Boss won't pay wages(10 Posts)
My partner got a job about a month ago. It was a good job, as a dog groomer, and it was going well until four days in when he fell ill and had to take two days off. He literally could not stand his migraines were so bad. His boss basically apologised but told him not to return - they needed someone more reliable. Now the woman he had been working with had been a bit of a b** and had been making it hard for him to do his job well by treating him rudely, so he didn't really mind too much about losing the job, as it had become clear it wasn't going to go well. Saying that, he had kept his head down, been polite and worked hard. By the way, he had also quickly realised that this boss treated people like they were dispensable, firing them for any reason.
However, this job really had been a good opportunity and we decided that he should take it despite the expensive two hour commute. We aren't rich, so this was a sacrifice for us which we hoped would benefit his career. It didn't work out though, and that would have been fine - these things happen. Except his ex boss is now ignoring his messages about the four days pay he is owed.
It cost us £15 a day for him to travel to that job, and we really need the money he could have earned.
What on earth can we do? I suppose the boss probably didn't bother putting him through the books as he had not worked there long enough. Should we just leave it? He was speaking the the guy in Facebook messenger, and had given him his bank details just before he was fired. The boss replied a few times as three weeks went by with no pay in the bank, saying "next week", and "the accountant will get round to it" and "the accountant is waiting to hear back from HMRC about your tax code". Four weeks have gone by now and he has not replied to the latest message we sent him a week ago,
What were the dates? Normally payroll is only run once a month
If it's four days, how much is he owed? That'll probably guide your next steps.
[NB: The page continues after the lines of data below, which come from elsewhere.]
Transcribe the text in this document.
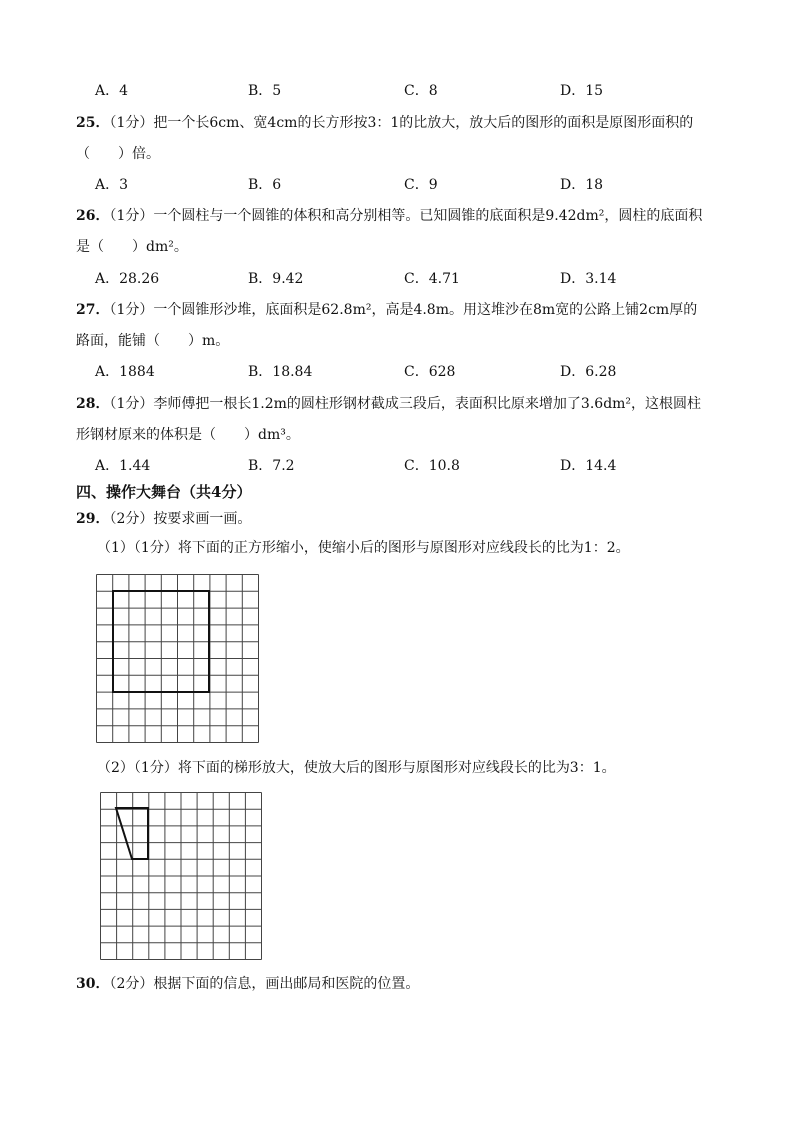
A．4	B．5	C．8	D．15
25．（1分）把一个长6cm、宽4cm的长方形按3：1的比放大，放大后的图形的面积是原图形面积的
（　　）倍。
A．3	B．6	C．9	D．18
26．（1分）一个圆柱与一个圆锥的体积和高分别相等。已知圆锥的底面积是9.42dm²，圆柱的底面积
是（　　）dm²。
A．28.26	B．9.42	C．4.71	D．3.14
27．（1分）一个圆锥形沙堆，底面积是62.8m²，高是4.8m。用这堆沙在8m宽的公路上铺2cm厚的
路面，能铺（　　）m。
A．1884	B．18.84	C．628	D．6.28
28．（1分）李师傅把一根长1.2m的圆柱形钢材截成三段后，表面积比原来增加了3.6dm²，这根圆柱
形钢材原来的体积是（　　）dm³。
A．1.44	B．7.2	C．10.8	D．14.4
四、操作大舞台（共4分）
29．（2分）按要求画一画。
（1）（1分）将下面的正方形缩小，使缩小后的图形与原图形对应线段长的比为1：2。
（2）（1分）将下面的梯形放大，使放大后的图形与原图形对应线段长的比为3：1。
30．（2分）根据下面的信息，画出邮局和医院的位置。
He's owed about £220. Minimum wage, around 8 hours a day
I'm guessing that it's a minimum wage job, so £7.20 per hour. For four 7 hour days that's about £200.
But with £15 travelling costs per day, that's a daily take home of about £35 - not a lot for a 2 hour commute! (and I haven't deducted tax and NI from that).
Yes there's not a lot of money back once we paid for the commute, but it was a really good opportunity, career wise. We should have known it was too good to be true, my partner is a newly qualified dog groomer and this man owned a chain of salons. He was offered a grooming job, full time (which is rare if you are not self employed) with the opportunity to later move to running a new branch that was opening as head groomer. Also, we were desperate not to go onto JSA after the horrific experiences we had in the past with it where we were forced to pay back everything and fined on top of that for things out of our control.
In hindsight we now realise this guy was moving through job applicants at a fast rate, probably letting them work for a week or so then firing them unless the groomer he already had hired liked them. I say this because the other groomer was quite keen on working with my partner until she was offered the opportunity to work with a couple of women she was friends with. The next day my partner was asked not to return - although admittedly, as I said, he had been off ill for a couple of days. She let slip that there had been a huge amount of applicants for the job so it was a little fishy that my partner got the job so easily when he was only newly qualified.
He can claim for unpaid wages at employment tribunal, but will have to pay fees which might outweigh the wages.
Contact acas, get a conciliation number and that then creates a short period of time in which the parties try to reach agreement (using ACAS's services to help you reach an agreement). This doesn't cost you anything. In all likelihood the employer will then realise that you are not going to just disappear and will pay up.
If not then you can consider a claim for unlawful deductions from wages.